Okay, so try to calm yourself so that you don't act out of panicked emotions.
Have you read Divorce Remedy? It's important that you do.
Instead of focusing on the OM, look deep within yourself and evaluate how you've been as a H. Many times, a woman will turn to another man when she feels lonely and her emotional needs are not being met. After years of living with unmet EN, It causes her to be vulnerable to a man who gives her the right kind of attention. So she's probably not in love with this man, but he makes her feel special. The more you try to attack him, the more she will defend him. He is really a byproduct of the problem that was already there in the MR.
Go to work on yourself......fast! Pull back and put no pressure on her by talking about the MR, OM, A, the future, how she feels, what she's going to do, telling her you love her, etc. Don't smother her with your presence, following her around, making contacts throughout the day. There is much more, but start with these.
Set goals for yourself. Not about her, just you. Write them out here. What can you do to find that man you were before M?

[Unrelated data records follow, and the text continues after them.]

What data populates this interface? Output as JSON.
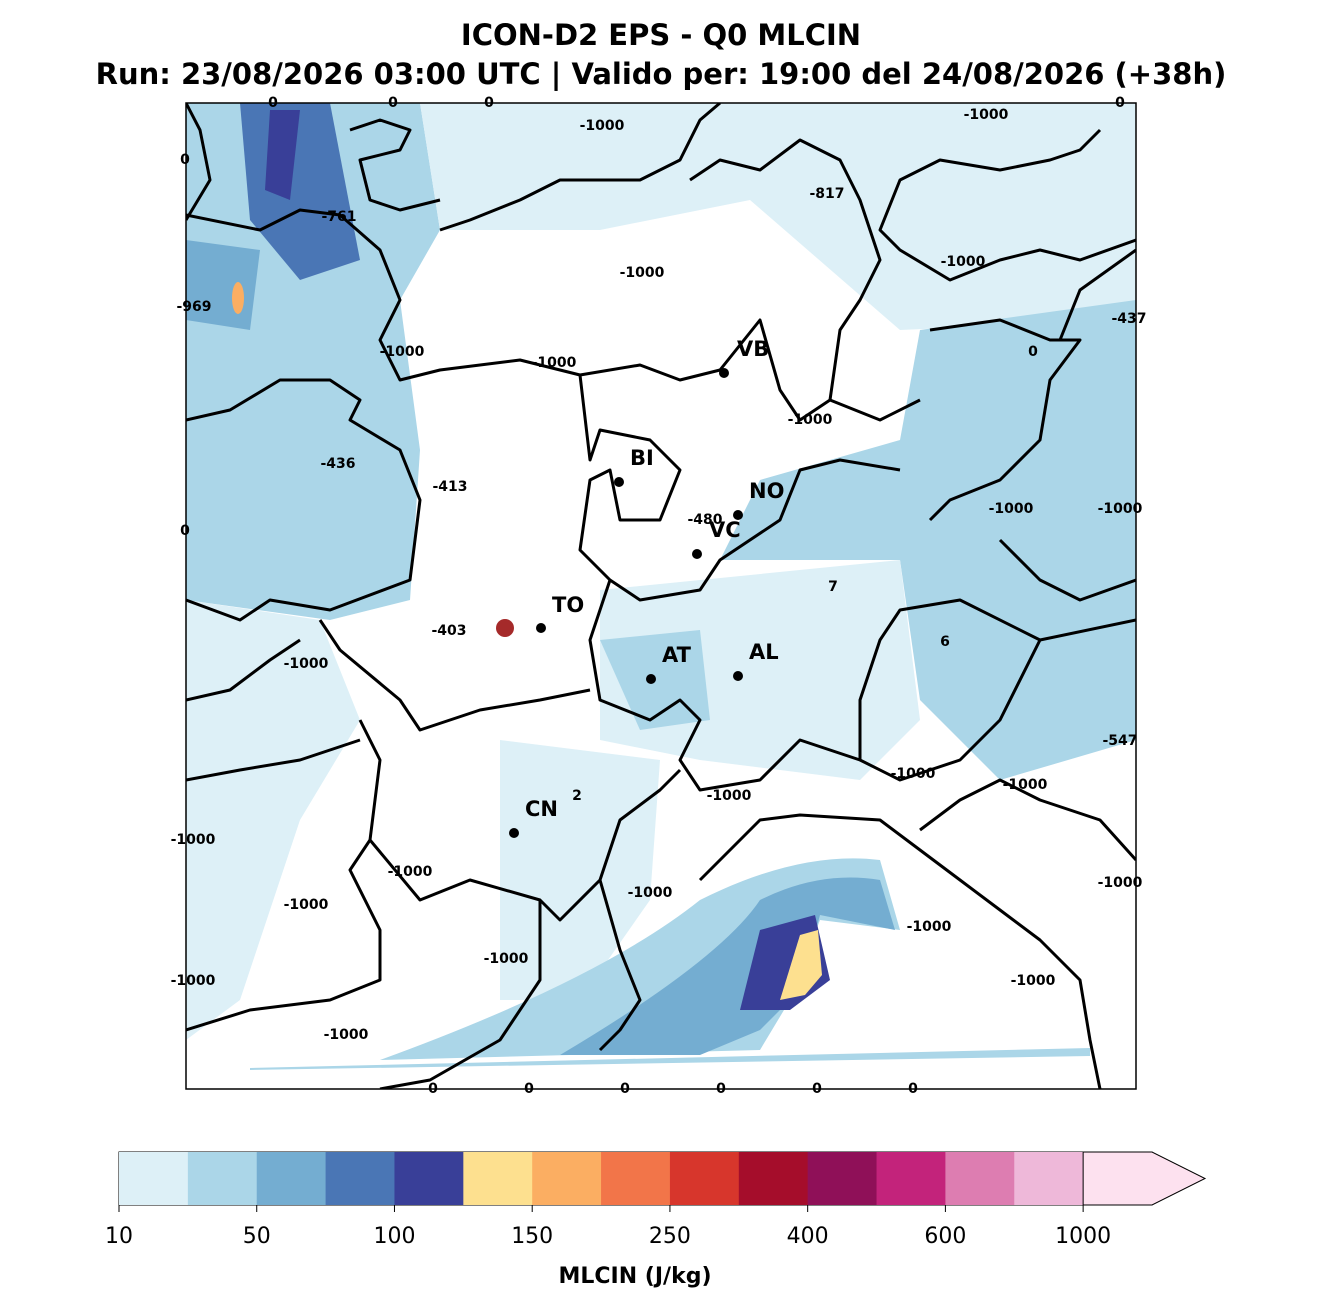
{
  "header": {
    "title": "ICON-D2 EPS - Q0 MLCIN",
    "subtitle": "Run: 23/08/2026 03:00 UTC | Valido per: 19:00 del 24/08/2026 (+38h)"
  },
  "map": {
    "annotations": [
      0,
      0,
      0,
      -1000,
      -1000,
      0,
      0,
      -817,
      -761,
      -1000,
      -1000,
      -969,
      -437,
      -1000,
      -1000,
      0,
      -1000,
      -436,
      -413,
      -480,
      -1000,
      -1000,
      0,
      7,
      -403,
      6,
      -1000,
      -547,
      -1000,
      -1000,
      -1000,
      2,
      -1000,
      -1000,
      -1000,
      -1000,
      -1000,
      -1000,
      -1000,
      -1000,
      -1000,
      -1000,
      0,
      0,
      0,
      0,
      0,
      0
    ],
    "cities": [
      "VB",
      "BI",
      "NO",
      "VC",
      "TO",
      "AT",
      "AL",
      "CN"
    ]
  },
  "colorbar": {
    "colors": [
      "#ddf0f7",
      "#abd6e8",
      "#74add1",
      "#4a76b5",
      "#393f98",
      "#fde08f",
      "#fbae62",
      "#f27549",
      "#d7362c",
      "#a50d2b",
      "#8f1058",
      "#c3237b",
      "#dd7db1",
      "#eeb8d9",
      "#fde1ef"
    ],
    "ticks": [
      10,
      50,
      100,
      150,
      250,
      400,
      600,
      1000
    ],
    "label": "MLCIN (J/kg)"
  }
}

Get a life that does not include your W. Make yourself leave the house and find something to do. Buy some new clothes to fit after losing the weight. Make sure you look clean whenever she sees you.

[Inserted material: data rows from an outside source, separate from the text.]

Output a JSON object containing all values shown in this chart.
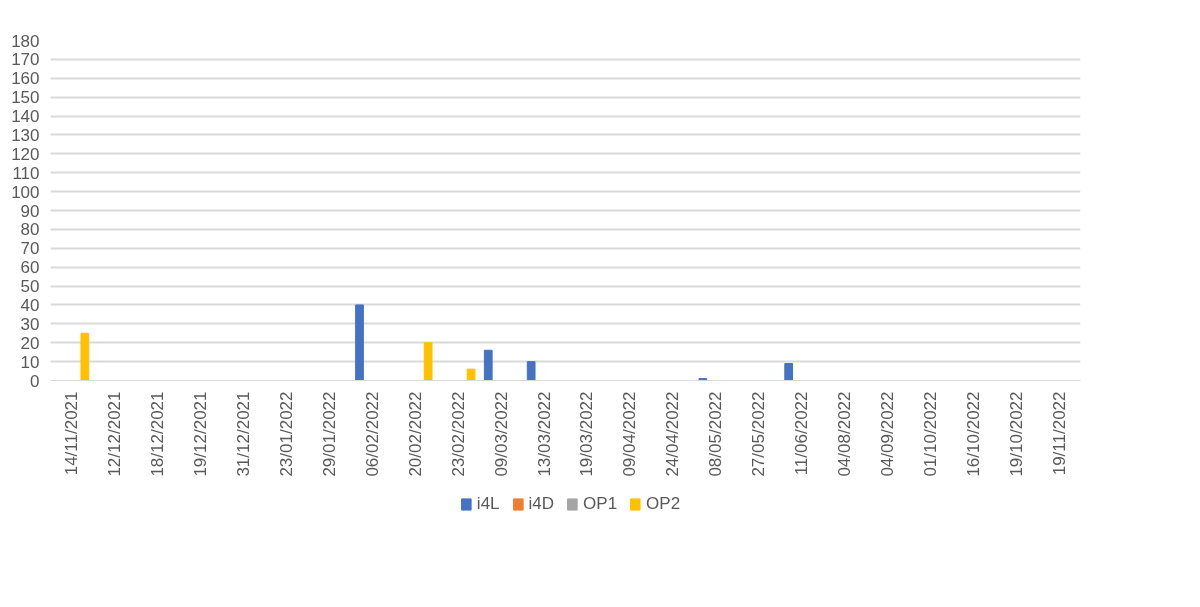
{
  "chart_data": {
    "type": "bar",
    "categories": [
      "14/11/2021",
      "12/12/2021",
      "18/12/2021",
      "19/12/2021",
      "31/12/2021",
      "23/01/2022",
      "29/01/2022",
      "06/02/2022",
      "20/02/2022",
      "23/02/2022",
      "09/03/2022",
      "13/03/2022",
      "19/03/2022",
      "09/04/2022",
      "24/04/2022",
      "08/05/2022",
      "27/05/2022",
      "11/06/2022",
      "04/08/2022",
      "04/09/2022",
      "01/10/2022",
      "16/10/2022",
      "19/10/2022",
      "19/11/2022"
    ],
    "series": [
      {
        "name": "i4L",
        "color": "#4472c4",
        "values": [
          null,
          null,
          null,
          null,
          null,
          null,
          null,
          40,
          null,
          null,
          16,
          10,
          null,
          null,
          null,
          1,
          null,
          9,
          null,
          null,
          null,
          null,
          null,
          null
        ]
      },
      {
        "name": "i4D",
        "color": "#ed7d31",
        "values": [
          null,
          null,
          null,
          null,
          null,
          null,
          null,
          null,
          null,
          null,
          null,
          null,
          null,
          null,
          null,
          null,
          null,
          null,
          null,
          null,
          null,
          null,
          null,
          null
        ]
      },
      {
        "name": "OP1",
        "color": "#a5a5a5",
        "values": [
          null,
          null,
          null,
          null,
          null,
          null,
          null,
          null,
          null,
          null,
          null,
          null,
          null,
          null,
          null,
          null,
          null,
          null,
          null,
          null,
          null,
          null,
          null,
          null
        ]
      },
      {
        "name": "OP2",
        "color": "#ffc000",
        "values": [
          25,
          null,
          null,
          null,
          null,
          null,
          null,
          null,
          20,
          6,
          null,
          null,
          null,
          null,
          null,
          null,
          null,
          null,
          null,
          null,
          null,
          null,
          null,
          null
        ]
      }
    ],
    "ylim": [
      0,
      180
    ],
    "yticks": [
      0,
      10,
      20,
      30,
      40,
      50,
      60,
      70,
      80,
      90,
      100,
      110,
      120,
      130,
      140,
      150,
      160,
      170,
      180
    ],
    "grid": "y",
    "legend": "bottom"
  }
}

Polish up your personality, manners, & charm. Break old habits that put you in a negative light or turn people off. Don't behave like a jerk. Regain your manly confidence and be a strong leader for your family.
During your soul searching, decide what you cannot live without.....and what you absolutely won't tolerate in you life. This is not to control anyone else. It is to protect you. Those will be your boundaries.
Others will come to help you. But you have to get this foundation before you start making some kind of big move. Those big moves can really make things much worse.
It is not about what you feel should work in your M. It is about doing the work that gets the right results. Do what works!